10:30 AM --
Let's get this out of the way up front: Cable doesn't want the
Federal Communications Commission (FCC) to move ahead on AllVid, a potential successor to the CableCARD that would create headaches not just for cable operators, but for telco and satellite TV operators as well.
The cable industry's argument is that the market for smart video devices is moving forward rapidly on its own and doesn't need another expensive government mandate to spur it on. Cable also holds that more rules would only slow innovation down to a crawl.
Comcast followed that up this week with a filing at the FCC that describes that relationship and sheds light on some other CE-related tidings. You can read it all here, but these the newsier highlights:
Comcast and AllVid champion TiVo Inc. (Nasdaq: TIVO) are working on a way to bring the MSO's Xfinity On Demand to TiVo CableCARD devices. "We are aiming to start trialing the service later this year," the MSO said. There aren't any technical details in there, but it's most likely that the TiVo box's IP return path will be used to set up the VoD sessions in tandem with the SeaChange International Inc. (Nasdaq: SEAC) backoffice. (tru2way probably won't have a role in the TiVo VoD implementation.) (See No Tru2way? No Problem .)
Comcast "will soon launch a trial to deliver private IP-based cable services to PCs and Macs." Again, no technical details yet, but it would probably involve some sort of IP video simulcast that could conceivably also include support for devices like iPads. (See Comcast Keeps Eye on the iPad Prize.)

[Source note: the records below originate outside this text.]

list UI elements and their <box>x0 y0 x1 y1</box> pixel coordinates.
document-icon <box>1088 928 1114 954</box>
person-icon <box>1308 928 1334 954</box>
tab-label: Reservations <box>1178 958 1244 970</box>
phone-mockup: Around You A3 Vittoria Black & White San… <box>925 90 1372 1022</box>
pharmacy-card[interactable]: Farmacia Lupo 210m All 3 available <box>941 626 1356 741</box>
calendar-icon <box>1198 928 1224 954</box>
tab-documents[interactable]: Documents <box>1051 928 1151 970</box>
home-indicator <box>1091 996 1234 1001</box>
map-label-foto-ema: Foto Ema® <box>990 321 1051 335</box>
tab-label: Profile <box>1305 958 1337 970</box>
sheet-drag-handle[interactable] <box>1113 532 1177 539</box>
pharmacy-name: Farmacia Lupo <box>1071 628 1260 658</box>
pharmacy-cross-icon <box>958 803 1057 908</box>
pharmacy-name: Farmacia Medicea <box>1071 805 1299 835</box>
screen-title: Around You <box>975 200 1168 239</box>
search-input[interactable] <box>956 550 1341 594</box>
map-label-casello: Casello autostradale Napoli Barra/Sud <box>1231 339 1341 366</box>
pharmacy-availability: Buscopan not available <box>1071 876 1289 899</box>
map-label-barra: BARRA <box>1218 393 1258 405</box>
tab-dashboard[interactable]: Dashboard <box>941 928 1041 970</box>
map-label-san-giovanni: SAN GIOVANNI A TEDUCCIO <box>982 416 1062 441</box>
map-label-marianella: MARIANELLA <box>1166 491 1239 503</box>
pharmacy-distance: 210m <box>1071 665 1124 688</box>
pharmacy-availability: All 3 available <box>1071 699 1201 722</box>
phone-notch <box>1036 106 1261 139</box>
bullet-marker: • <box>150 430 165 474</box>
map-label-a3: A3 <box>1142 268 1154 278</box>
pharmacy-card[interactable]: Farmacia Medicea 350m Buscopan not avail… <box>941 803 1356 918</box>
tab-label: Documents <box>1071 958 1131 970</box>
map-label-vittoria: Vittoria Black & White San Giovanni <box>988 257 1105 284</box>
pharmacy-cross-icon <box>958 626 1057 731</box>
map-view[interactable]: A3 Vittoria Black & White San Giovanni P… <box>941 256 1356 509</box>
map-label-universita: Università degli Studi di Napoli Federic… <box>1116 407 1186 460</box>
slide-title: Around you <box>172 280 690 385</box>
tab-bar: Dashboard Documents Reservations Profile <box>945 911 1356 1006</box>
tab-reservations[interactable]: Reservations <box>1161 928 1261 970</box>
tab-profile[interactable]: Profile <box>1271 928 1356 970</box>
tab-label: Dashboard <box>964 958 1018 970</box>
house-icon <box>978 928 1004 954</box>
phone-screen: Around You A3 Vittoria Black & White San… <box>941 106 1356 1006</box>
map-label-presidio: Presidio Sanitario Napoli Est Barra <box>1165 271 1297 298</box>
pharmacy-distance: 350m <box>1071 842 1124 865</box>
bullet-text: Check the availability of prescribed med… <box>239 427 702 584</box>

Comcast has already announced plans to integrate its Xfinity On Demand service on connected TVs from Samsung, but the MSO is working with other device manufacturers to offer similar services on a "broad range of IP-enabled devices." At this week's CTAM conference in New York, Comcast Converged Products President Sam Schwartz said the MSO has identified game consoles, more connected TVs and Roku Inc. boxes among the likely initial targets. (See Comcast to Swing Xcalibur Wide in 2012.)